Using AI, the scientists could locate and detect biosignatures up to 87.5% of the time (versus round 10% by random search) and decrease the area needed for search by up to 97%.
Read more: There might once have been life on the moon
The same technique could help to spot life on Mars, the researchers believe.
Rhodes said: “Our framework allows us to combine the power of statistical ecology with machine learning to discover and predict the patterns and rules by which nature survives and distributes itself in the harshest landscapes on Earth.
“We hope other astrobiology teams adapt our approach to mapping other habitable environments and biosignatures.
“With these models, we can design tailor-made roadmaps and algorithms to guide rovers to places with the highest probability of harbouring past or present life—no matter how hidden or rare.”
Similar algorithms and machine learning models for many different types of habitable environments and biosignatures could be automated onboard planetary robots to efficiently guide mission planners to areas with the highest probability of containing life.
Read more: Hubble spots something very strange flying through the solar system
Rhodes and the SETI Institute NASA Astrobiology Institute (NAI) team used the Salar de Pajonales, as an analogue of the surface of Mars.
Pajonales is a high altitude, high UV, hyper arid, dry salt lakebed, considered inhospitable to many life forms but still habitable.
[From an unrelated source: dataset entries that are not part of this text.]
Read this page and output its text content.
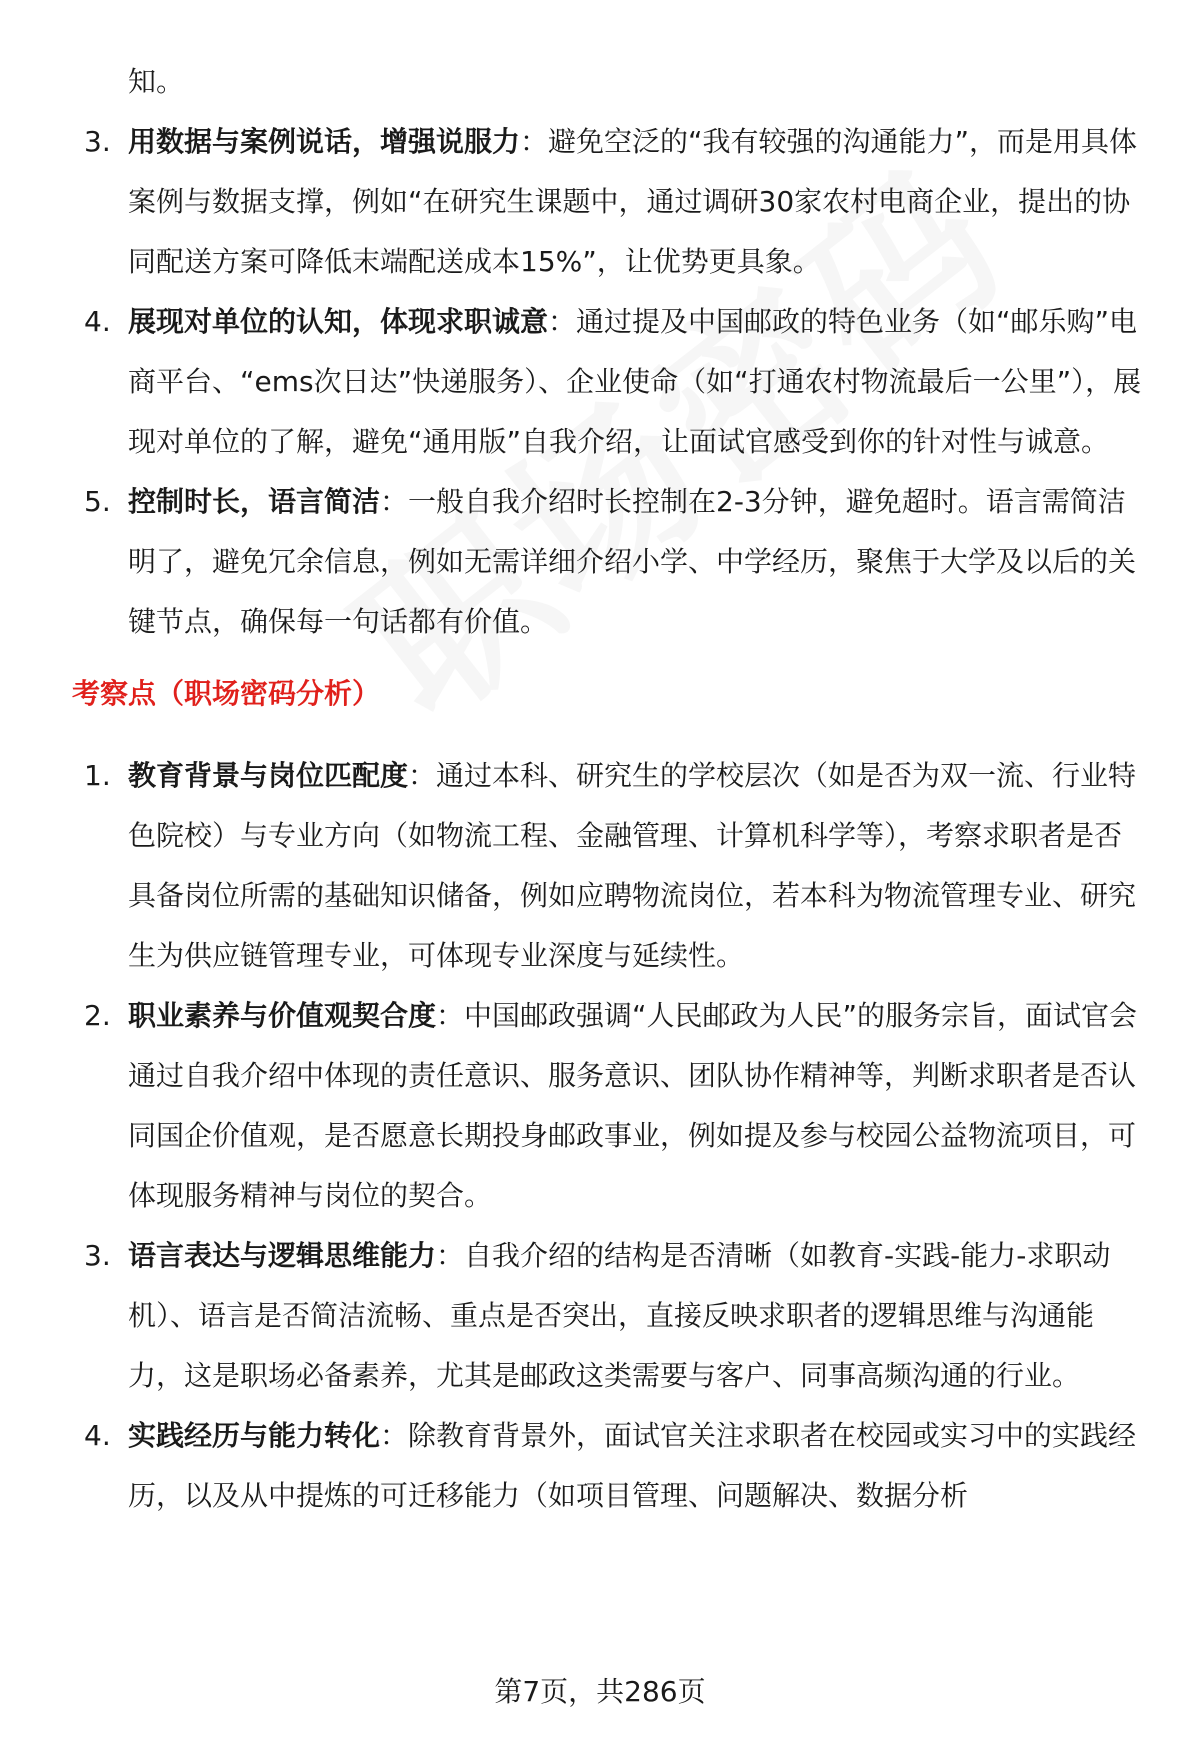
知。
3. 用数据与案例说话，增强说服力：避免空泛的“我有较强的沟通能力”，而是用具体案例与数据支撑，例如“在研究生课题中，通过调研30家农村电商企业，提出的协同配送方案可降低末端配送成本15%”，让优势更具象。
4. 展现对单位的认知，体现求职诚意：通过提及中国邮政的特色业务（如“邮乐购”电商平台、“ems次日达”快递服务）、企业使命（如“打通农村物流最后一公里”），展现对单位的了解，避免“通用版”自我介绍，让面试官感受到你的针对性与诚意。
5. 控制时长，语言简洁：一般自我介绍时长控制在2-3分钟，避免超时。语言需简洁明了，避免冗余信息，例如无需详细介绍小学、中学经历，聚焦于大学及以后的关键节点，确保每一句话都有价值。
考察点（职场密码分析）
1. 教育背景与岗位匹配度：通过本科、研究生的学校层次（如是否为双一流、行业特色院校）与专业方向（如物流工程、金融管理、计算机科学等），考察求职者是否具备岗位所需的基础知识储备，例如应聘物流岗位，若本科为物流管理专业、研究生为供应链管理专业，可体现专业深度与延续性。
2. 职业素养与价值观契合度：中国邮政强调“人民邮政为人民”的服务宗旨，面试官会通过自我介绍中体现的责任意识、服务意识、团队协作精神等，判断求职者是否认同国企价值观，是否愿意长期投身邮政事业，例如提及参与校园公益物流项目，可体现服务精神与岗位的契合。
3. 语言表达与逻辑思维能力：自我介绍的结构是否清晰（如教育-实践-能力-求职动机）、语言是否简洁流畅、重点是否突出，直接反映求职者的逻辑思维与沟通能力，这是职场必备素养，尤其是邮政这类需要与客户、同事高频沟通的行业。
4. 实践经历与能力转化：除教育背景外，面试官关注求职者在校园或实习中的实践经历，以及从中提炼的可迁移能力（如项目管理、问题解决、数据分析
第7页，共286页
The team collected more than 7,765 images and 1,154 samples and tested instruments to detect photosynthetic microbes living within the salt domes, rocks and alabaster crystals.
The study’s findings confirm (statistically) that microbial life at the Pajonales terrestrial analogue site is not distributed randomly but concentrated in patchy biological hotspots strongly linked to water availability.
Next, the team trained convolutional neural networks (CNNs) to recognise and predict macro-scale geologic features at Pajonales – some of which, like patterned ground or polygonal networks, are also found on Mars – and micro-scale substrates (or ‘micro-habitats’) most likely to contain biosignatures.
Nathalie A Cabrol, the principal investigator of the SETI Institute NAI team, said: “While the high rate of biosignature detection is a central result of this study, no less important is that it successfully integrated datasets at vastly different resolutions from orbit to the ground, and finally tied regional orbital data with microbial habitats.
“With it, our team demonstrated a pathway that enables the transition from the scales and resolutions required to characterise habitability to those that can help us find life. In that strategy, drones were essential, but so was the implementation of microbial ecology field investigations that require extended periods (up to weeks) of in situ (and in place) mapping in small areas, a strategy that was critical to characterise local environmental patterns favourable to life niches.”